Pues bien, es lo que hay de matanza de los ideales en el dicho de que el fin justifica los medios, lo que, al rechazar esta moral mezquina, convierte a los anarquistas en esos seres excéntricos, marginales y conflictivos que tanto tememos. Tienen algo, o mucho, de quijotes. Y participan de su locura en tanto han renunciado a la razón mediadora, o estratégica, que estamos denominando aquí “prudencia”, sin acometer aun un necesario análisis pormenorizado del concepto de prudencia en la filosofía desde Aristóteles que seguramente impregnará las interpretaciones teológicas del mencionado pasaje evangélico. Ahora solo establecemos una pista, como hemos señalado, para futuras indagaciones. Una pista que emana de la percepción misma que del anarquista tiene quien vive integrado en la sociedad. El anarquista busca conscientemente, como parte de su racionalización de la historia y del hombre, extrañarse, ubicarse en un punto tensamente exterior, lo que no se puede lograr a fuerza de prudencia. Les pueden achacar vivir en un delirio purista, en un forzado “estado de naturaleza”, en una fatigosa e imposible búsqueda de una hipotética bondad natural rousseauniana, incluso en el rigorismo moral, pero es que puede que no exista otra opción para ser revolucionario, o sea, para la transformación del mundo que afecte al propio ser cualitativamente. Si aceptan ser estrategas, lo pierden todo, como ha pasado con la Iglesia. Esta, por no salir de un mundo que ya empezaba a gustarle demasiado, tras su conversión en la religión oficial del Imperio Romano, apoyándose en una dinámica metafísica anterior, hubo de crear su paraíso en el cielo, para que, escandalosamente, desde allí el ideal justificara lo que las vergonzosas mediaciones estratégicas y prudentes de la Iglesia ya estaban provocando. Ni más ni menos que la corrupción del propio cristianismo.
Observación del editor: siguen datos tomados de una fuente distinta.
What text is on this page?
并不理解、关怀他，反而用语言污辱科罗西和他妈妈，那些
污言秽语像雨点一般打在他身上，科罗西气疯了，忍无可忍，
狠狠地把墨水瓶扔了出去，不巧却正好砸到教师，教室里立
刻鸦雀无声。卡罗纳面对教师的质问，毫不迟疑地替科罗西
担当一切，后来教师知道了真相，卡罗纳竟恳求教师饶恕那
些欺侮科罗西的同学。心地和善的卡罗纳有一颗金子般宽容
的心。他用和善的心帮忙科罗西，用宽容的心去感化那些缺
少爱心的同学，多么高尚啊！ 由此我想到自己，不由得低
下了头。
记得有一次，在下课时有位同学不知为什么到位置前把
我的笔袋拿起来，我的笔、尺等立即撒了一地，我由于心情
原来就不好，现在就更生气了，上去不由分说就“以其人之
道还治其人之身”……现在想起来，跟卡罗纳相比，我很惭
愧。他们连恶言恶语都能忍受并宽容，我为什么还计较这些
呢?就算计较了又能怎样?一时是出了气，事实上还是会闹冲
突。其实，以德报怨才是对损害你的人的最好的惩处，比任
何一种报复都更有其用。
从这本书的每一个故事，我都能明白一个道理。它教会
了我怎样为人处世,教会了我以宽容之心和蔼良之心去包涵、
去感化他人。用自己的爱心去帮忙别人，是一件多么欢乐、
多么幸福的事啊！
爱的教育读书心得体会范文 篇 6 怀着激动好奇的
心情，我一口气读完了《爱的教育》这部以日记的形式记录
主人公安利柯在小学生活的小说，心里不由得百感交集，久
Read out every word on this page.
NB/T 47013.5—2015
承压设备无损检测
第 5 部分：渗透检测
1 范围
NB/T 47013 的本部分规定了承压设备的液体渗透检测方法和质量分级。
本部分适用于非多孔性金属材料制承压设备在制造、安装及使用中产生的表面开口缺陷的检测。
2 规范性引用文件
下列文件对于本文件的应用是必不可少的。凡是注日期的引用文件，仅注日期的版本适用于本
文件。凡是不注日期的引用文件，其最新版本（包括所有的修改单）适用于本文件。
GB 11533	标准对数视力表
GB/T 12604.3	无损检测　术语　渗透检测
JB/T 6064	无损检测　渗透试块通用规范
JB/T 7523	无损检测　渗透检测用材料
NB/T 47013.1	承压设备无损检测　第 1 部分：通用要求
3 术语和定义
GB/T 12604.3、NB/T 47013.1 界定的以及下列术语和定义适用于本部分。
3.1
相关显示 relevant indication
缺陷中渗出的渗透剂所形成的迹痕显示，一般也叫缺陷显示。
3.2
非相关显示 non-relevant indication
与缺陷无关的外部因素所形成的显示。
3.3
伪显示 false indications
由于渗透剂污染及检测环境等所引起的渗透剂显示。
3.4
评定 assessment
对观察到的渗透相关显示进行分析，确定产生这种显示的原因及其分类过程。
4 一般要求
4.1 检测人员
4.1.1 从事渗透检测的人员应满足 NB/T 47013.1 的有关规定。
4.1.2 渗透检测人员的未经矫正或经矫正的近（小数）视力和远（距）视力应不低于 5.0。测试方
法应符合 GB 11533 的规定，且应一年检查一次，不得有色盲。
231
Así, ayer, entre todas las casetas de la Feria del libro de cierta ciudad española, sentí muy real, obvio, que de las dos o tres pertenecientes a editoriales o librerías anarquistas, se abría una posibilidad nueva. La novedad absoluta, la exultante vitalización de la historia, la irrupción marginal de un retazo de mundo posible, la existencia coherente, la sabiduría sincera. Fue algo sentido, no pensado, y, de hecho, he escrito estas líneas para tratar de pensarlo un poco. Pero encuentro muy difícil expresar lo que eran con sencillez pero visible estruendo, la honda humanidad que desprendían, la rabiosa sinceridad, la honesta rebeldía en la que el mismísimo corazón de la humanidad se estaba ofreciendo. No hallo mejor lenguaje para hablar de ello y describirlo salvo el lenguaje religioso. Habría que pensar por qué. Quizás lo que se palpaba era tan serio, tan radical, que faltan las palabras, aunque no una intención lógica de hacerse con ello que ha de remover en lo sagrado y en el mito. Razón y mito se alían en las fundaciones.